Alerting Rules — Trivia & Interesting Facts

Surprising, historical, and little-known facts about alerting rules.

Google SREs coined the term "alert fatigue" to describe the #1 operational problem

Google's SRE team found that on-call engineers who received more than about 2 alerts per 12-hour shift began ignoring or dismissing alerts. Their SRE book (2016) popularized the term "alert fatigue" and established the principle that every alert should be actionable, require human intelligence, and represent a real threat to user experience. Anything else should be a ticket or a log entry.

The Three Mile Island nuclear accident was worsened by 100+ simultaneous alarms

On March 28, 1979, the Three Mile Island nuclear reactor operators were overwhelmed by over 100 simultaneous alarms, many contradictory. The alarm printer fell 2 hours behind real-time. Operators could not distinguish critical warnings from minor notifications. This incident became a foundational case study in alarm management and directly influenced how modern alerting systems use severity levels and deduplication.

PagerDuty was founded in 2009 because on-call notification was done via phone trees

Before PagerDuty, many ops teams used manual phone trees — a list of numbers to call in order until someone answered. Alex Solomon, Andrew Miklas, and Baskar Puvanathasan founded PagerDuty after experiencing the pain of ad-hoc on-call notification at Amazon. The company reached a $2 billion valuation by the early 2020s, built entirely around the concept of reliable alert routing.

The "boy who cried wolf" problem costs companies millions in missed real alerts

A 2019 study by Dimensional Research found that 83% of IT professionals reported experiencing alert fatigue, and 44% admitted to ignoring alerts or turning off notifications entirely. In multiple post-incident analyses, teams discovered that the critical alert had fired but was lost in a flood of non-actionable warnings — sometimes hundreds per day.

Prometheus recording rules exist because real-time aggregation is too expensive

Prometheus's recording rules pre-compute expensive queries at regular intervals, storing the results as new time series. This feature was necessary because large Prometheus installations with millions of time series found that complex aggregation queries (e.g., percentiles across thousands of services) could take minutes to compute. Recording rules reduce alert evaluation from minutes to milliseconds.

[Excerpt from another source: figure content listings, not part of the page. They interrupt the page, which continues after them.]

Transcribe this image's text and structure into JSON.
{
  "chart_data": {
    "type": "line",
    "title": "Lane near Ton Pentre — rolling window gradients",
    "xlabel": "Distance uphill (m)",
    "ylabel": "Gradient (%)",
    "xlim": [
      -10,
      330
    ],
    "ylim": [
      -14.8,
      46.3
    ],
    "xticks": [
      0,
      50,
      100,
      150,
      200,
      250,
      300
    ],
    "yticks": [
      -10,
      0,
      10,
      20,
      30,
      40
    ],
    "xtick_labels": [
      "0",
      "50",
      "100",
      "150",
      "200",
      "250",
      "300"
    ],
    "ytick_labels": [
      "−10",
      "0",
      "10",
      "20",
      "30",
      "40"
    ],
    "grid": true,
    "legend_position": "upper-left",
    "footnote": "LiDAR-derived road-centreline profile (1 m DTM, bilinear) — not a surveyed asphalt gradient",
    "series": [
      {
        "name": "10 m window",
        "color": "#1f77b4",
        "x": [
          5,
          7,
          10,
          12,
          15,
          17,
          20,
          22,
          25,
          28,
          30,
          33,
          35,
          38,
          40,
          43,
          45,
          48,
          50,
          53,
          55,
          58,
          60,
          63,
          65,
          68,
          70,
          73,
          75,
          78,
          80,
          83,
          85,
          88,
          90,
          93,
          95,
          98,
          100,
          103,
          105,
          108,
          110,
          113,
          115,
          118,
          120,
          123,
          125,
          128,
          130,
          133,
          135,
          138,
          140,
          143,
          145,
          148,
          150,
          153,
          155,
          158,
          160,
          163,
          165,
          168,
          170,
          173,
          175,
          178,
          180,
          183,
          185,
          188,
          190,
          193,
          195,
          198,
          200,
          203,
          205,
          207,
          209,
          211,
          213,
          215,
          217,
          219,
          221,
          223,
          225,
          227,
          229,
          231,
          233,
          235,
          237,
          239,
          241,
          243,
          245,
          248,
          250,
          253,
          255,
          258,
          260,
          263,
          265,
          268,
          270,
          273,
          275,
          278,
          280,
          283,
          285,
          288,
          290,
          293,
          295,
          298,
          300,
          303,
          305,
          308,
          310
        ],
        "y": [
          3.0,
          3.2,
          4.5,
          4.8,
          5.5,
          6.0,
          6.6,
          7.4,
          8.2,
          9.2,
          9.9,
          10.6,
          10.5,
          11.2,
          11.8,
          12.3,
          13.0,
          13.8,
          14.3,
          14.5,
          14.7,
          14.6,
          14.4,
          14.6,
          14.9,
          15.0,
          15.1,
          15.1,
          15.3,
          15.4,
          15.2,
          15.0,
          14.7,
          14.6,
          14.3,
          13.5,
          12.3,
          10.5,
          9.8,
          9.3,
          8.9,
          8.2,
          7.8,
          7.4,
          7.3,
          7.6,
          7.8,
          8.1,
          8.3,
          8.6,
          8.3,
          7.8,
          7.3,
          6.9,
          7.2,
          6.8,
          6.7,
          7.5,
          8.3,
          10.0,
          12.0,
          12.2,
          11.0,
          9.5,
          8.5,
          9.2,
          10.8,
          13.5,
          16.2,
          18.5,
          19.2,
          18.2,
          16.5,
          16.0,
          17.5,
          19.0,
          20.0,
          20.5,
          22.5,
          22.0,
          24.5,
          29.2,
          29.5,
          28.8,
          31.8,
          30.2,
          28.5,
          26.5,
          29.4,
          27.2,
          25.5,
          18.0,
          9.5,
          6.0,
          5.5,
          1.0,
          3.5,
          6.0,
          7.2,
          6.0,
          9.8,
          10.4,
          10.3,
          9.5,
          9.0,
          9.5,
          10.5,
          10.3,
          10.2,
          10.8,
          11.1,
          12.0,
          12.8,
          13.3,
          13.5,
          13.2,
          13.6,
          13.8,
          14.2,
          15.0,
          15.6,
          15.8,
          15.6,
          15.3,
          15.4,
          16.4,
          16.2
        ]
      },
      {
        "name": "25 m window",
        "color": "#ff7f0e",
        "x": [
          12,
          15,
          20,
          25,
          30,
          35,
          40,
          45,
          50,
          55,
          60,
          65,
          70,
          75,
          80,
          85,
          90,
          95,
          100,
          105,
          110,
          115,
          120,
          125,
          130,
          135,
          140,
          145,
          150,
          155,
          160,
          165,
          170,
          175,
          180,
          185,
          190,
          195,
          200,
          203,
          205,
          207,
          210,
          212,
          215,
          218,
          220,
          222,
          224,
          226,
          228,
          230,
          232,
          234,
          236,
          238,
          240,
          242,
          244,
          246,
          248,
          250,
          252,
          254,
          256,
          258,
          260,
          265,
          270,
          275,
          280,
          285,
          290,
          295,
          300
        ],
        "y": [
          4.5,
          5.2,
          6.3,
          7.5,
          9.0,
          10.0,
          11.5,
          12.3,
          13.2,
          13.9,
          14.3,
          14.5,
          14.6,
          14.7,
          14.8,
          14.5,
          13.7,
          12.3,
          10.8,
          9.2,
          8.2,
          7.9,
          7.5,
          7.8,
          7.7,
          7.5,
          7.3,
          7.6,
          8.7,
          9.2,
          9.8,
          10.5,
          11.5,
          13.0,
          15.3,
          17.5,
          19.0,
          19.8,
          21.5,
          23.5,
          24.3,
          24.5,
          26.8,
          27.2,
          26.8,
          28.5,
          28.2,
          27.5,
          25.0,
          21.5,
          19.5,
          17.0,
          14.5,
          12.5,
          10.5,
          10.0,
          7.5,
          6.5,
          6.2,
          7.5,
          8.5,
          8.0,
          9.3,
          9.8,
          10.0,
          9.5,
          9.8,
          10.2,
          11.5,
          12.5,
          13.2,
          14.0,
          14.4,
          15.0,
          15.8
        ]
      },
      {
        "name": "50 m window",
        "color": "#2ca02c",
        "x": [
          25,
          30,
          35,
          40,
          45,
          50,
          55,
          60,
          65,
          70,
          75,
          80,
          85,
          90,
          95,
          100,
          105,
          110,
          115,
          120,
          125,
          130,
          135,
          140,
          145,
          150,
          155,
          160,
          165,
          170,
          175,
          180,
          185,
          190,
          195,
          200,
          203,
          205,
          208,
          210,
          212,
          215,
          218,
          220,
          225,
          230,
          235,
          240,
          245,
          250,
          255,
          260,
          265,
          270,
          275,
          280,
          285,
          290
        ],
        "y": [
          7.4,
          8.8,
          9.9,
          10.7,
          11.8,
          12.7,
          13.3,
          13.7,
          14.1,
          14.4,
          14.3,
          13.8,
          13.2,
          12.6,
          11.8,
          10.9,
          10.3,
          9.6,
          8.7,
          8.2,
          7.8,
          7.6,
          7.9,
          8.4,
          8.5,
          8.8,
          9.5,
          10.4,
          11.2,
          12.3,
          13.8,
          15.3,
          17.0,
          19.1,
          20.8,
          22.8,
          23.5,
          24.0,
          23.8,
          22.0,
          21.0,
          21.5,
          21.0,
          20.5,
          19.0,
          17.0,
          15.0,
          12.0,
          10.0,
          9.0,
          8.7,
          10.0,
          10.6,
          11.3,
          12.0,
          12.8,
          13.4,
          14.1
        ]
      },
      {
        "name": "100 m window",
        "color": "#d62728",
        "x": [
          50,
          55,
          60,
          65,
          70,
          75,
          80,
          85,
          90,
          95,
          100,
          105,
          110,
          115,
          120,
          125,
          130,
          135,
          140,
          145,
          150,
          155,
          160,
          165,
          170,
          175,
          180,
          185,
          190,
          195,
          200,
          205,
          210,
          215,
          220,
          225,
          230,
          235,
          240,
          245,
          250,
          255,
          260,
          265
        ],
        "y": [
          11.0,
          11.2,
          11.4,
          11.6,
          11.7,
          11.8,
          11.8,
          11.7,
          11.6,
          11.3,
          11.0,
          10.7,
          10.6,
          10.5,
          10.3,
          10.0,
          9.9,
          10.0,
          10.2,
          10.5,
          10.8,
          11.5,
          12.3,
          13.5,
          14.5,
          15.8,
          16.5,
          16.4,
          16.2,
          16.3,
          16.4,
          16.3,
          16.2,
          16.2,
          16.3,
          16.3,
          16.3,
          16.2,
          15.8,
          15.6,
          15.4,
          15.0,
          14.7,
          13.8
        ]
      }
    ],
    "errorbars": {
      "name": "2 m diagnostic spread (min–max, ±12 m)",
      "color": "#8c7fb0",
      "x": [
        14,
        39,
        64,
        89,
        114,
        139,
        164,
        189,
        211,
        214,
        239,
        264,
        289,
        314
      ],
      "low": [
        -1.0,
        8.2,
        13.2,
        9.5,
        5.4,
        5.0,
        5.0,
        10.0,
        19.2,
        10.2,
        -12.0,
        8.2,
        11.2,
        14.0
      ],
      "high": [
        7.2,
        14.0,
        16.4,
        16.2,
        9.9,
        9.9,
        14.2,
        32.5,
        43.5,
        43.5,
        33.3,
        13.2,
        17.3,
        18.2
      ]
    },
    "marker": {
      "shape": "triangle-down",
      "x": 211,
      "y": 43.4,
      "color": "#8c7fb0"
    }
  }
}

The "for" clause in Prometheus alerting rules prevents thousands of false pages

Prometheus alerting rules support a for duration that requires a condition to be true for a sustained period before firing. Without this clause, brief metric spikes (even single scrape failures) would generate pages. The typical recommendation is a for duration of 5-15 minutes for most alerts, which eliminates transient false positives while still catching genuine outages quickly.

Dead man's switch alerts detect when your monitoring itself has failed

A "dead man's switch" alert fires when a system stops sending heartbeats, rather than when a threshold is crossed. This pattern is critical for detecting silent monitoring failures — if your alerting pipeline goes down, no alerts fire, and everything appears healthy. Dead man's switch patterns are considered mandatory in mature SRE organizations and are typically implemented as the last line of defense.

Alert routing trees can have over 100 branches in large organizations

Enterprise alerting systems like PagerDuty and Opsgenie support complex routing trees that direct alerts to different teams based on severity, service, time of day, and geography. Large organizations with hundreds of microservices may have routing configurations with over 100 branches. Maintaining these routing rules has become a specialized skill, and misconfigured routing is a common factor in delayed incident response.

The SLO-based alerting model reduced Google's alert volume by 90%

When Google SRE teams shifted from symptom-based alerting ("CPU > 80%") to SLO-based alerting ("error budget burn rate exceeds threshold"), they reported reductions in alert volume of up to 90%. The key insight was that most resource utilization alerts are not correlated with user-visible impact, while SLO burn rate directly measures whether users are affected.